I don't like that much direct attention. 
When I was 6 and my 1st grade class sang Happy Birthday to me I cried from embarrassment.
I guess the fact that I had to plan my Sweet Sixteen entirely on my own because those were my mom's Obsessed with The Church and Holy Spirit Years kinda sealed the deal on not expecting too much from anyone on my birthday.

Until the Bruce Years. When the kids were younger, they would TORTURE me in the days approaching my birthday. But that's mostly because their dad would get them all excited and plan shit and it would be a secret and a big surprise.

It was exhausting. Almost as bad as Mother's Day. 
I am an ungrateful bitch.

This year my birthday fell during my New and Improved Boobs recuperation time off.

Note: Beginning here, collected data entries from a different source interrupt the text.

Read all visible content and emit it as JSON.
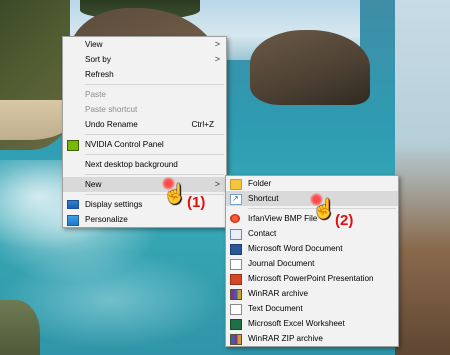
{
  "main_menu": {
    "items": [
      {
        "label": "View",
        "submenu": true
      },
      {
        "label": "Sort by",
        "submenu": true
      },
      {
        "label": "Refresh"
      },
      {
        "label": "Paste",
        "disabled": true
      },
      {
        "label": "Paste shortcut",
        "disabled": true
      },
      {
        "label": "Undo Rename",
        "shortcut": "Ctrl+Z"
      },
      {
        "label": "NVIDIA Control Panel",
        "icon": "nvidia-icon"
      },
      {
        "label": "Next desktop background"
      },
      {
        "label": "New",
        "submenu": true,
        "highlighted": true
      },
      {
        "label": "Display settings",
        "icon": "display-settings-icon"
      },
      {
        "label": "Personalize",
        "icon": "personalize-icon"
      }
    ],
    "arrow_glyph": ">"
  },
  "new_submenu": {
    "items": [
      {
        "label": "Folder",
        "icon": "folder-icon"
      },
      {
        "label": "Shortcut",
        "icon": "shortcut-icon",
        "highlighted": true
      },
      {
        "label": "IrfanView BMP File",
        "icon": "irfanview-icon"
      },
      {
        "label": "Contact",
        "icon": "contact-icon"
      },
      {
        "label": "Microsoft Word Document",
        "icon": "word-icon"
      },
      {
        "label": "Journal Document",
        "icon": "journal-icon"
      },
      {
        "label": "Microsoft PowerPoint Presentation",
        "icon": "powerpoint-icon"
      },
      {
        "label": "WinRAR archive",
        "icon": "winrar-icon"
      },
      {
        "label": "Text Document",
        "icon": "text-document-icon"
      },
      {
        "label": "Microsoft Excel Worksheet",
        "icon": "excel-icon"
      },
      {
        "label": "WinRAR ZIP archive",
        "icon": "winrar-zip-icon"
      }
    ]
  },
  "annotations": {
    "step1": "(1)",
    "step2": "(2)",
    "pointer_glyph": "☝",
    "accent_color": "#e01010"
  }
}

I had been home for a week and there had been no mention of my advancing age, or excited questions about what I wanted to do on the big day

That morning I woke up in a quandary. 
Do I tell them? 
Do I not tell them? 
What if I tell them and they forgot and then they feel badly? 
What if I don't tell them and at some point like Thanksgiving or Christmas they realize my birthday had come and gone? Would they feel awful?

I decided it was best to tell them. So I did. 
There was so much preamble I scared the hell out of them.

Ummm... you guys???....ummm... I have to tell you something.... I don't want you to feel bad... it's ok... I just thought I should tell you... cause dad might text you...I just don't want you to be upset...

The color drained out of their faces.

it's my birthday today

Their faces light up with big smiles happy birthday mommy! Mia gives me a hug and Jack smiles some more. Ty was still asleep. Later, when he came downstairs dressed for school, I give him the same blah blah blah it's my birthday.

He just looked at me and walked into the kitchen.

????

WTF???

then he left with his usual Bye Mom

whatever


****

I spent a lot of the day thinking about my mom, thinking about being her firstborn and thinking about how I felt the day Jack was born and wondering how she felt when I was born.

I thought about being the last one to see her body after she died. I thought about being outside the hospital room, watching the nurse prepare her body for the morgue. I thought about how I insisted to the resident that ALL her tissues be sampled for autopsy, not just the ones Dr NewGuy had requested because I didn't think he'd find the answers he was expecting. 

I thought about how I had looked at her body, departed of life and breath and soul, appearing so empty and I remembered thinking I grew in that body I came out of that body that body gave me life. And now that body is dead.

In that moment it was so clear. So real. 
I came out of her body.

****

So my birthday night I made dinner which the kids must have actually liked because we all sat down and ate together. After dinner we hung out and talked and laughed which was unusual, not because we don't have a good time together we have a raucous time together but because we are usually going in 4 different directions.

I started cleaning up and something about the way the kids were darting in and out of the room made me think are they planning something? Which I quickly dismissed because, I dunno, why would they do that for me? They're kids wrapped up in their own dramas and they know I don't really care about my birthday anyway.

Mia asks me to brush out her hair. But she wants me to come upstairs with her to get the brush cause she's spooked to go up there alone. Ty says there's a brush in the downstairs bathroom. I tell Mia to get the brush. Both Jack and Mia look at him like he had 2 heads. She says it's not the right one it hurts too much my hair's too knotty i need the one upstairs.

I remember I need to advance the laundry so I agree to go up with Mia to get the brush. I decide to throw another load in. I pick up a pair of Ty's jeans and pull his cell phone out of his pocket.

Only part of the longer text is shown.